Полчаса назад ей казалось, что сейчас все раскроется и она будет уличена в присутствии самого безобидного и страшного свидетеля — сына. По некоторым взглядам мужа, по желчи, прорывавшейся в голосе, она догадалась, что Андрей подозревает об ее отношениях с Молостовым. «У него много выдержки», — холодно, отчужденно подумала она.
— Мамочка! Папа! Мама! — раздался пронзительный крик где-то сбоку. Куст бересклета закачался, роняя брызги, и на дорожку выскочил Васятка. Глаза его радостно блестели, красный пластмассовый поясок сбился набок, несколько дождевых капель темнело на блузке, левая коленка была расцарапана. Лицо Варвары Михайловны просияло:
— Где ты пропадал, мальчунька мой? Намок?
— Там! Скорей! — показал Васятка пальцем на кусты.
— Что такое? Да у тебя кровь на ноге, — испугалась мать.
Мальчик не обратил внимания на ее слова.
— Скорей. Я нашел птичачий домик.
И вновь исчез в кустах.
— Никогда не видел его таким взбудораженным, — заметил Андрей Ильич. — Вырвался из города на природу и ошалел.

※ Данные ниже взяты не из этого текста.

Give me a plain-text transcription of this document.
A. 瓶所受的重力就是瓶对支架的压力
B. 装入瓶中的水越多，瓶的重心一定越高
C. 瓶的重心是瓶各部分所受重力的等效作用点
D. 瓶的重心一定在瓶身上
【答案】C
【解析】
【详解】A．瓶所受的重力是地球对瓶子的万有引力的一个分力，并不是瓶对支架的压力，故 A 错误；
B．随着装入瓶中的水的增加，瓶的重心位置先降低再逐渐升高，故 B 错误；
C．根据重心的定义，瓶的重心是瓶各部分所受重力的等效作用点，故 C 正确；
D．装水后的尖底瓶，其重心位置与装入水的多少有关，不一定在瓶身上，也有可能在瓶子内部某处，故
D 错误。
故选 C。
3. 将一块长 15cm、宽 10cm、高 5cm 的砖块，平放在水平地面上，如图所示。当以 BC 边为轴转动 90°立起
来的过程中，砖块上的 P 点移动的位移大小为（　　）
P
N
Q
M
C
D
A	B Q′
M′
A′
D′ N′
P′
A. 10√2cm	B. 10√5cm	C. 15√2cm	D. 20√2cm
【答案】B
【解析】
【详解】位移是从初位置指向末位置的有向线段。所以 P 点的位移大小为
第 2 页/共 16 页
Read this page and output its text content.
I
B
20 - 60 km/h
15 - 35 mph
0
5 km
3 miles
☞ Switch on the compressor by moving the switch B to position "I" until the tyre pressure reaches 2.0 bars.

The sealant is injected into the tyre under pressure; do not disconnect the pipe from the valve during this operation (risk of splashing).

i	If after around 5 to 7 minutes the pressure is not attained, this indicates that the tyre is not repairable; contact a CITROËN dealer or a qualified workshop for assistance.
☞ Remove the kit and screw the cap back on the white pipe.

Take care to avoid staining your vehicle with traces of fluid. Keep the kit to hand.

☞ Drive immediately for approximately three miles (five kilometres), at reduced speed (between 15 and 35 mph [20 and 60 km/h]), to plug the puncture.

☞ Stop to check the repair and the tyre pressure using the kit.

Своего сына родители нашли возле пушистого, окропленного слепым дождем куста черемухи с искусно спрятанным внутри небольшим гнездом. Андрей Ильич поднял мальчика на руки, чтобы ему лучше было видно.
Внутри гнезда лежало три сухих янтарно-рыжеватых, в крапинку яичка. На ближайшей осинке с ветки на ветку очень возбужденно перепрыгивала небольшая птичка в бурой шапочке, часто, тревожно покрикивая: «Кэк, кэк, кэк». Вскоре появилась вторая, чуть покрупнее, и стала носиться близко от людей.
— Тут птичка жила, да, папа? — сказал Васятка. — Она улетела, давай теперь возьмем ее яички играть?
— Зачем разорять гнездо? — серьезно проговорил Андрей Ильич. — Так хорошие люди не делают.
Он мельком покосился на жену. Варвара Михайловна поняла его намек. «Упрекать начал? — подумала она, сразу насторожившись, и от намечавшегося сближения, доверия к Андрею не осталось и следа. — Опоздал». Она вспомнила нежность, преклонение Молостова, его поцелуи, и сознание вины перед Андреем вдруг с новой силой подняло к нему волну острой неприязни, почти вражды. Это чувство испугало Варвару Михайловну, она поспешно, как можно ласковее спросила:
— Что это за птичка? Уже лето, а у нее почему-то птенцов нет. Ты ведь когда-то мечтал стать натуралистом, наверно, знаешь?
— Это, по-моему, черноголовая славка. Она, как и многая пернатая мелочь, успевает делать за лето два выводка. Видишь, яичек мало в гнезде? Значит, вторая кладка, как раз конец июня. А первый выпуск птенцов давно уже летает… Ну, пошли в лагерь. Меня там, наверно, ждут ваши районные руководители, рабочие.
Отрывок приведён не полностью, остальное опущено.